To solve this problem, let's break it down step by step:
(a) Draw the free-body diagram for the box:
A free-body diagram is a visual representation of the forces acting on an object. In this case, the box is sinking, so the only forces we need to consider are gravity and buoyancy. The weight of the box, which is equal to the force of gravity acting on it, points downward. The buoyant force, which opposes the weight, points upward. So, on the free-body diagram, you would draw an arrow pointing downward for the weight and an arrow pointing upward for the buoyant force.
(b) Determine the magnitudes of the forces on the box:
The weight of an object can be calculated using the formula: weight = mass * gravity. The mass can be calculated using the formula: mass = density * volume. In this case, the density of the box is three times that of seawater, so it is 3 times 1000 kg/m^3, which is equal to 3000 kg/m^3. The volume of the box can be calculated using the formula: volume = length * width * height. Plugging in the given values for length, width, and height, we get: volume = 0.4 m * 0.25 m * 0.3 m = 0.03 m^3.
So, the mass of the box is: mass = density * volume = 3000 kg/m^3 * 0.03 m^3 = 90 kg.
To calculate the weight of the box, we need to know the acceleration due to gravity. Let's assume it is 9.8 m/s^2. So, the weight of the box is: weight = mass * gravity = 90 kg * 9.8 m/s^2 = 882 N.
The buoyant force can be calculated using the formula: buoyant force = density_water * volume * gravity.
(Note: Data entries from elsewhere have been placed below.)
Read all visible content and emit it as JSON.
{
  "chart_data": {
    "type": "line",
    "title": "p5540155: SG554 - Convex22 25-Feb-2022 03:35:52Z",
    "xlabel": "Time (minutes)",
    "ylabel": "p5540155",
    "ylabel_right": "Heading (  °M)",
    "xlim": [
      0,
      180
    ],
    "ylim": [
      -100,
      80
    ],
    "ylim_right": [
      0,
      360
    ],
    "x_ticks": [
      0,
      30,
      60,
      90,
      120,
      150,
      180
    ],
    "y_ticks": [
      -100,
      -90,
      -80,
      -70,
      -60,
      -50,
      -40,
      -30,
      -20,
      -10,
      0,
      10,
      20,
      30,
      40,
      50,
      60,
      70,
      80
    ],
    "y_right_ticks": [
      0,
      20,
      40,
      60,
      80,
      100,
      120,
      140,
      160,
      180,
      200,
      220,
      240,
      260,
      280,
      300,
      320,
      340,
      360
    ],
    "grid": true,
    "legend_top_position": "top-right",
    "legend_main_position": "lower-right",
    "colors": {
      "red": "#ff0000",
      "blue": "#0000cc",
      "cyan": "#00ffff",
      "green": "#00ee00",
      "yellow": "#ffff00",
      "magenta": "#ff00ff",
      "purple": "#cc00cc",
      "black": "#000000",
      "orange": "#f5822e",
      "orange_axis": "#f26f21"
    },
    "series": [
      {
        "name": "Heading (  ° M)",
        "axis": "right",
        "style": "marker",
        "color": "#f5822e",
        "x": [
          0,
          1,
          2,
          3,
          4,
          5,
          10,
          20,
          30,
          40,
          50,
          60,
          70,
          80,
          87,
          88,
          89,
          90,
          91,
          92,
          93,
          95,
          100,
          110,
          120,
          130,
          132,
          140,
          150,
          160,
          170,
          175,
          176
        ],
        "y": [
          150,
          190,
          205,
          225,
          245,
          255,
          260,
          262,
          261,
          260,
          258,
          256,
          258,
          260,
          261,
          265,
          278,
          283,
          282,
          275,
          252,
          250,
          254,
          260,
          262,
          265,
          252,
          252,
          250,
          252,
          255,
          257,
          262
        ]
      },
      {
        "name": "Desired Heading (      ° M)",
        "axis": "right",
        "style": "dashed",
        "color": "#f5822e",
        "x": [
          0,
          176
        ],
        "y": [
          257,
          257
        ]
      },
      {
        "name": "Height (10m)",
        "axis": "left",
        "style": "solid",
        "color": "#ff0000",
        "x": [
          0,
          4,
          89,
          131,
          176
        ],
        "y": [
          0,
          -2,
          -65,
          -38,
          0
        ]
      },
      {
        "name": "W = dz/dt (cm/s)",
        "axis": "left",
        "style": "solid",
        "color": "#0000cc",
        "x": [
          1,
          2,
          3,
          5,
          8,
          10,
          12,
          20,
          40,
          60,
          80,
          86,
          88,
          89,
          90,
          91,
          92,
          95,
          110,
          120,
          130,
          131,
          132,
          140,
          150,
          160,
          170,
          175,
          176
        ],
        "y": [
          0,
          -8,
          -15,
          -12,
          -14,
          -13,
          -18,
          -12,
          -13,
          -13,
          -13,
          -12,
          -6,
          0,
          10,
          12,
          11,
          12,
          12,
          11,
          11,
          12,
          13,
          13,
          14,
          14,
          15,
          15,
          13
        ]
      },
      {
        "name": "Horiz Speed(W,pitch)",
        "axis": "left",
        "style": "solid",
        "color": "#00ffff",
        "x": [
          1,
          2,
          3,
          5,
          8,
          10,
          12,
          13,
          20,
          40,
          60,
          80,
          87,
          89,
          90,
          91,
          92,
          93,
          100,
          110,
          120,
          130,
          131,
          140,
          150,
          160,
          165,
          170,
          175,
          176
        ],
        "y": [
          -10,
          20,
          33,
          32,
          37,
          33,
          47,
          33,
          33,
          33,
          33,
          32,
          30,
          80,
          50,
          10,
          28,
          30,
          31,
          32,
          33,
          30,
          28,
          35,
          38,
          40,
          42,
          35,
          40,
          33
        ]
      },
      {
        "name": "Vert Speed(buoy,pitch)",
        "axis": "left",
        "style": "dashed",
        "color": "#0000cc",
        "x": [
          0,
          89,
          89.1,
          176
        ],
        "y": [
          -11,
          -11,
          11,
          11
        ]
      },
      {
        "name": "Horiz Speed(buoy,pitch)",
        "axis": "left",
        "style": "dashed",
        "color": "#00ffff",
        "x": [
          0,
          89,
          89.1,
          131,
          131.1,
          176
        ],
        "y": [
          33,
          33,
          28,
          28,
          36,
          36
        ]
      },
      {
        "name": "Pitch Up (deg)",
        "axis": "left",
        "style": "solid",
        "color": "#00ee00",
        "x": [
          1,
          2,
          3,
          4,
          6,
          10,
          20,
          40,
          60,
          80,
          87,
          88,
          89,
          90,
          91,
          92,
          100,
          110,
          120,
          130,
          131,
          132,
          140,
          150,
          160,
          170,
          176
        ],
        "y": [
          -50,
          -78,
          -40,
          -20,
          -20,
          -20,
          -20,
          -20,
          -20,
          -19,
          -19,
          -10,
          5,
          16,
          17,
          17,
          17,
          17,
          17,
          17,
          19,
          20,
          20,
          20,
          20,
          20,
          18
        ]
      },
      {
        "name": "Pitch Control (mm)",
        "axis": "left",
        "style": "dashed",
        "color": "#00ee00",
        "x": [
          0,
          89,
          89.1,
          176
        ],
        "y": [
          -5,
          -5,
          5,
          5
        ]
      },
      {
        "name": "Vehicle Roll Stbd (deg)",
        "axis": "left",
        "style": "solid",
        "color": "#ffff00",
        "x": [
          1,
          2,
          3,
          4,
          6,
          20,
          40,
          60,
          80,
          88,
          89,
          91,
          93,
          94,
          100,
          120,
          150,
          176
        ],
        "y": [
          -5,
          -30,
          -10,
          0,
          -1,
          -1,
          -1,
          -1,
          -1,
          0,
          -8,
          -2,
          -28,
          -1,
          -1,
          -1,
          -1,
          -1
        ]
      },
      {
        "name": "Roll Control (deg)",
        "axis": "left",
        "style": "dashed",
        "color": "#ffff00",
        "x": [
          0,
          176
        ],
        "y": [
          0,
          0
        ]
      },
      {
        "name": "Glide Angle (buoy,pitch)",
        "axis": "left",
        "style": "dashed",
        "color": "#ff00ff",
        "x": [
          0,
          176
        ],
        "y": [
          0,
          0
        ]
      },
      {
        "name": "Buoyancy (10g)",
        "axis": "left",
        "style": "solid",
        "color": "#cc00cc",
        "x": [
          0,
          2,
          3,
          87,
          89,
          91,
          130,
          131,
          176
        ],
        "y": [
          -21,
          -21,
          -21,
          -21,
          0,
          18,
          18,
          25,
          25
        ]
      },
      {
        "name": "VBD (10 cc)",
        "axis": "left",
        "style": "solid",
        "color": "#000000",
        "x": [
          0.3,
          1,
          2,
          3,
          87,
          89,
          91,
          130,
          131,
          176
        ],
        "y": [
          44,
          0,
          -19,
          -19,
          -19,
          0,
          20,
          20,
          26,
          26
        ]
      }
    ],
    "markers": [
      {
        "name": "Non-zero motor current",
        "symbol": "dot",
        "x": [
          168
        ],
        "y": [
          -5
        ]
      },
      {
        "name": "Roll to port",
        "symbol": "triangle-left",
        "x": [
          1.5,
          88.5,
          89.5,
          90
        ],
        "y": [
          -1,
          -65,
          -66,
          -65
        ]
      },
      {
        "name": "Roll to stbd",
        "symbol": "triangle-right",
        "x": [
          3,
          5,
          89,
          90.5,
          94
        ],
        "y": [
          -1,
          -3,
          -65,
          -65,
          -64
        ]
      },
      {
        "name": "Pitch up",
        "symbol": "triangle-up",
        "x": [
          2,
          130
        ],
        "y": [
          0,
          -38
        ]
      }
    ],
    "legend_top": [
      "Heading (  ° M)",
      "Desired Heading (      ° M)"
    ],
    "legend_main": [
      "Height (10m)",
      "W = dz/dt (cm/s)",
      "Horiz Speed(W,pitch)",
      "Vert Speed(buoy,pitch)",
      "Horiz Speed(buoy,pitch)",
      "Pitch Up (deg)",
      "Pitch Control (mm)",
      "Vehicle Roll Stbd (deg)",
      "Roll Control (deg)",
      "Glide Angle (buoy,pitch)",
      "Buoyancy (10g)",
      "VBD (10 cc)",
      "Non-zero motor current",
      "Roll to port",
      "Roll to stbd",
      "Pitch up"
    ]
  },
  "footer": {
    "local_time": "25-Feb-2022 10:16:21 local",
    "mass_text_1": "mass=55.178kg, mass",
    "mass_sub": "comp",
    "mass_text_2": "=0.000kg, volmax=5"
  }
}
The density of seawater is approximately 1000 kg/m^3. So, the buoyant force is: buoyant force = 1000 kg/m^3 * 0.03 m^3 * 9.8 m/s^2 = 294 N.
(c) Calculate the work done by each force and the net work done on the box:
To calculate the work done by a force, you can use the formula: work = force * distance * cos(theta), where theta is the angle between the force vector and the displacement vector. In this case, the box is moving vertically downward, so the angle between the weight vector and displacement vector is 180 degrees, and the angle between the buoyant force vector and the displacement vector is 0 degrees (since they are in the same direction).
The distance the box travels is given as 12.0 m. So, the work done by the weight is: work_weight = weight * distance * cos(180 degrees) = 882 N * 12.0 m * cos(180 degrees) = -10584 J (negative sign indicates that the work is done opposite to the direction of displacement).
The work done by the buoyant force is: work_buoyant = buoyant force * distance * cos(0 degrees) = 294 N * 12.0 m * cos(0 degrees) = 3528 J.
The net work done on the box is simply the sum of the work done by each force: net work = work_weight + work_buoyant = -10584 J + 3528 J = -7056 J.
(d) Calculate the change in the box's gravitational potential energy:
The change in gravitational potential energy can be calculated using the formula: change in PE = weight * change in height. In this case, the box moves downward by 12.0 m. So, the change in PE is: change in PE = weight * change in height = 882 N * (-12.0 m) = -10584 J.
(e) Calculate the change in the box's total energy:
Total energy is the sum of potential energy (PE) and kinetic energy (KE). Since the box moves at a constant velocity (1.15 m/s), its kinetic energy does not change. Therefore, the change in total energy is equal to the change in potential energy.
So, the change in the box's total energy is: change in total energy = change in PE = -10584 J.
In summary:
(a) Draw the free-body diagram for the box.
(b) Determine the magnitudes of the forces on the box: weight is 882 N, buoyant force is 294 N.
(c) Calculate the work done by each force: work done by weight is -10584 J, work done by buoyant force is 3528 J. The net work done on the box is -7056 J.
(d) Calculate the change in the box's gravitational potential energy: -10584 J.
(e) Calculate the change in the box's total energy: -10584 J.